The type of investment vehicle the Goodmans chose has attracted controversy.
Entities such as Macquarie Goodman Property Trust are often criticised for a management structure that holds too much power over unit-holder investors and charges exorbitant fees for its work.
The key to making money out of big-time property latelyhas been to own the manager of listed property vehicles.
The Goodmans know this and have used an LPT to run their business here.
"The family owns 8 per cent of the listed Macquarie Goodman Group," Patrick Goodman says. "That group, in turn, controls the manager of the New Zealand trust and owns a share of the trust."
But their return to business here has not been all cool runnings.
Take, for example, the case where their Sydney-based executive, Brett Schofield, raised patriotic hackles when he flew across the Tasman two years ago to tell a Property Council gathering that Auckland was regarded as a suburb of Sydney.
Rivals also picked that trust distributions this year would be paid from borrowings.
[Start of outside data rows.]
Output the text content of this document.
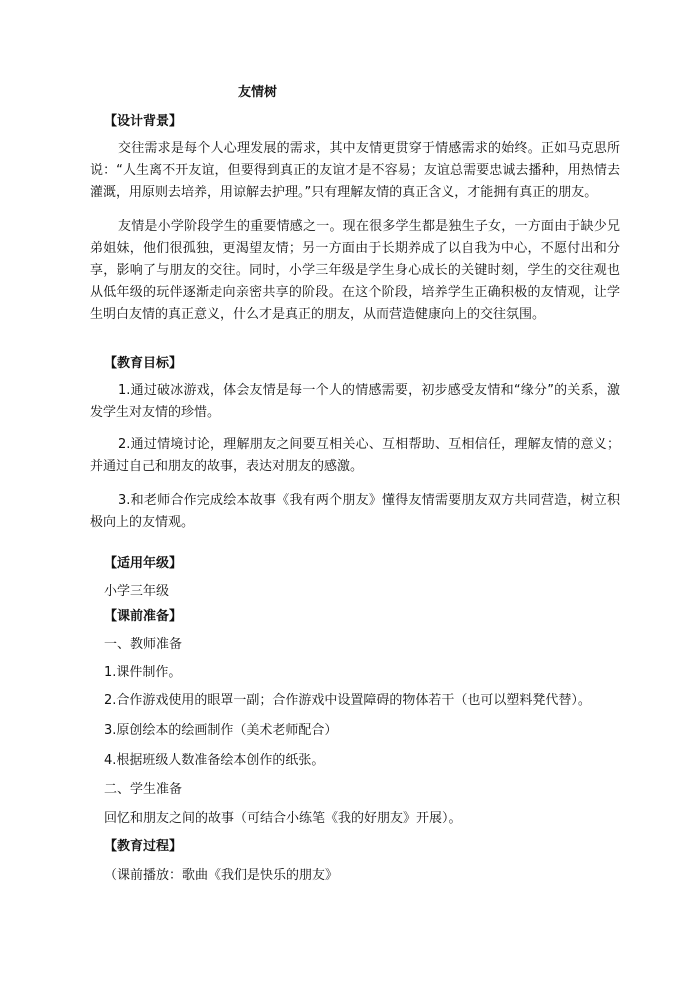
友情树
【设计背景】
交往需求是每个人心理发展的需求，其中友情更贯穿于情感需求的始终。正如马克思所说：“人生离不开友谊，但要得到真正的友谊才是不容易；友谊总需要忠诚去播种，用热情去灌溉，用原则去培养，用谅解去护理。”只有理解友情的真正含义，才能拥有真正的朋友。
友情是小学阶段学生的重要情感之一。现在很多学生都是独生子女，一方面由于缺少兄弟姐妹，他们很孤独，更渴望友情；另一方面由于长期养成了以自我为中心，不愿付出和分享，影响了与朋友的交往。同时，小学三年级是学生身心成长的关键时刻，学生的交往观也从低年级的玩伴逐渐走向亲密共享的阶段。在这个阶段，培养学生正确积极的友情观，让学生明白友情的真正意义，什么才是真正的朋友，从而营造健康向上的交往氛围。
【教育目标】
1.通过破冰游戏，体会友情是每一个人的情感需要，初步感受友情和“缘分”的关系，激发学生对友情的珍惜。
2.通过情境讨论，理解朋友之间要互相关心、互相帮助、互相信任，理解友情的意义；并通过自己和朋友的故事，表达对朋友的感激。
3.和老师合作完成绘本故事《我有两个朋友》懂得友情需要朋友双方共同营造，树立积极向上的友情观。
【适用年级】
小学三年级
【课前准备】
一、教师准备
1.课件制作。
2.合作游戏使用的眼罩一副；合作游戏中设置障碍的物体若干（也可以塑料凳代替）。
3.原创绘本的绘画制作（美术老师配合）
4.根据班级人数准备绘本创作的纸张。
二、学生准备
回忆和朋友之间的故事（可结合小练笔《我的好朋友》开展）。
【教育过程】
（课前播放：歌曲《我们是快乐的朋友》
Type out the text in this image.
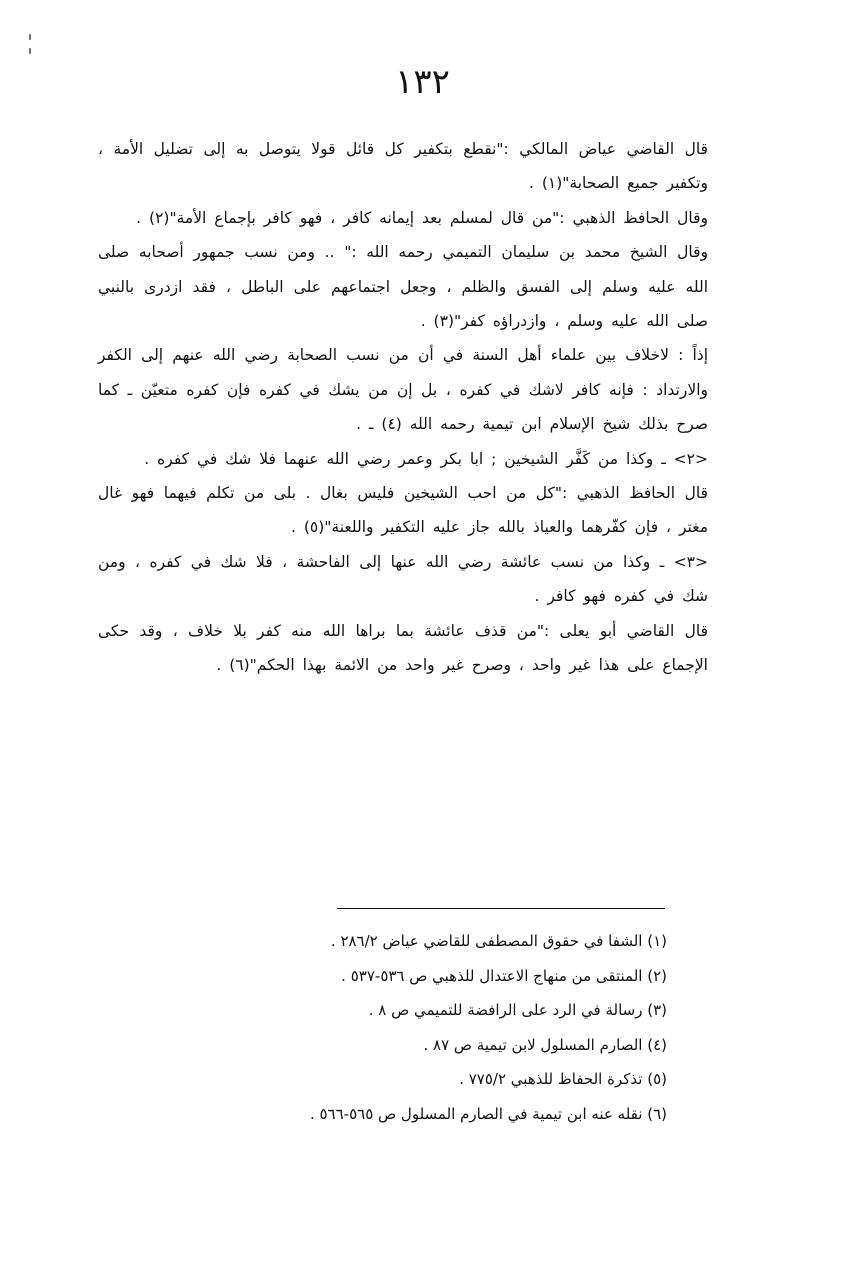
١٣٢

قال القاضي عياض المالكي :"نقطع بتكفير كل قائل قولا يتوصل به إلى تضليل الأمة ، وتكفير جميع الصحابة"(١) .

وقال الحافظ الذهبي :"من قال لمسلم بعد إيمانه كافر ، فهو كافر بإجماع الأمة"(٢) .

وقال الشيخ محمد بن سليمان التميمي رحمه الله :" .. ومن نسب جمهور أصحابه صلى الله عليه وسلم إلى الفسق والظلم ، وجعل اجتماعهم على الباطل ، فقد ازدرى بالنبي صلى الله عليه وسلم ، وازدراؤه كفر"(٣) .

إذاً : لاخلاف بين علماء أهل السنة في أن من نسب الصحابة رضي الله عنهم إلى الكفر والارتداد : فإنه كافر لاشك في كفره ، بل إن من يشك في كفره فإن كفره متعيّن ـ كما صرح بذلك شيخ الإسلام ابن تيمية رحمه الله (٤) ـ .

<٢> ـ وكذا من كَفَّر الشيخين ; ابا بكر وعمر رضي الله عنهما فلا شك في كفره .

قال الحافظ الذهبي :"كل من احب الشيخين فليس بغال . بلى من تكلم فيهما فهو غال مغتر ، فإن كفّرهما والعياذ بالله جاز عليه التكفير واللعنة"(٥) .

<٣> ـ وكذا من نسب عائشة رضي الله عنها إلى الفاحشة ، فلا شك في كفره ، ومن شك في كفره فهو كافر .

قال القاضي أبو يعلى :"من قذف عائشة بما براها الله منه كفر بلا خلاف ، وقد حكى الإجماع على هذا غير واحد ، وصرح غير واحد من الائمة بهذا الحكم"(٦) .

(١) الشفا في حقوق المصطفى للقاضي عياض ٢٨٦/٢ .

(٢) المنتقى من منهاج الاعتدال للذهبي ص ٥٣٦-٥٣٧ .

(٣) رسالة في الرد على الرافضة للتميمي ص ٨ .

(٤) الصارم المسلول لابن تيمية ص ٨٧ .

(٥) تذكرة الحفاظ للذهبي ٧٧٥/٢ .

(٦) نقله عنه ابن تيمية في الصارم المسلول ص ٥٦٥-٥٦٦ .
Others criticise the Australian entity for taking all the best development deals here, robbing the local trust of opportunities and leaving Kiwi unit-holders without the most profitable deals.
Greg Goodman takes a serious view of accusations that the New Zealand business is paying distributions out of borrowings or that the Australian business is skimming off the best deals.
"Our distributions are paid out of general cash earnings, so that's not right. The New Zealand trust is building size and strength and will take more of the development upside over time."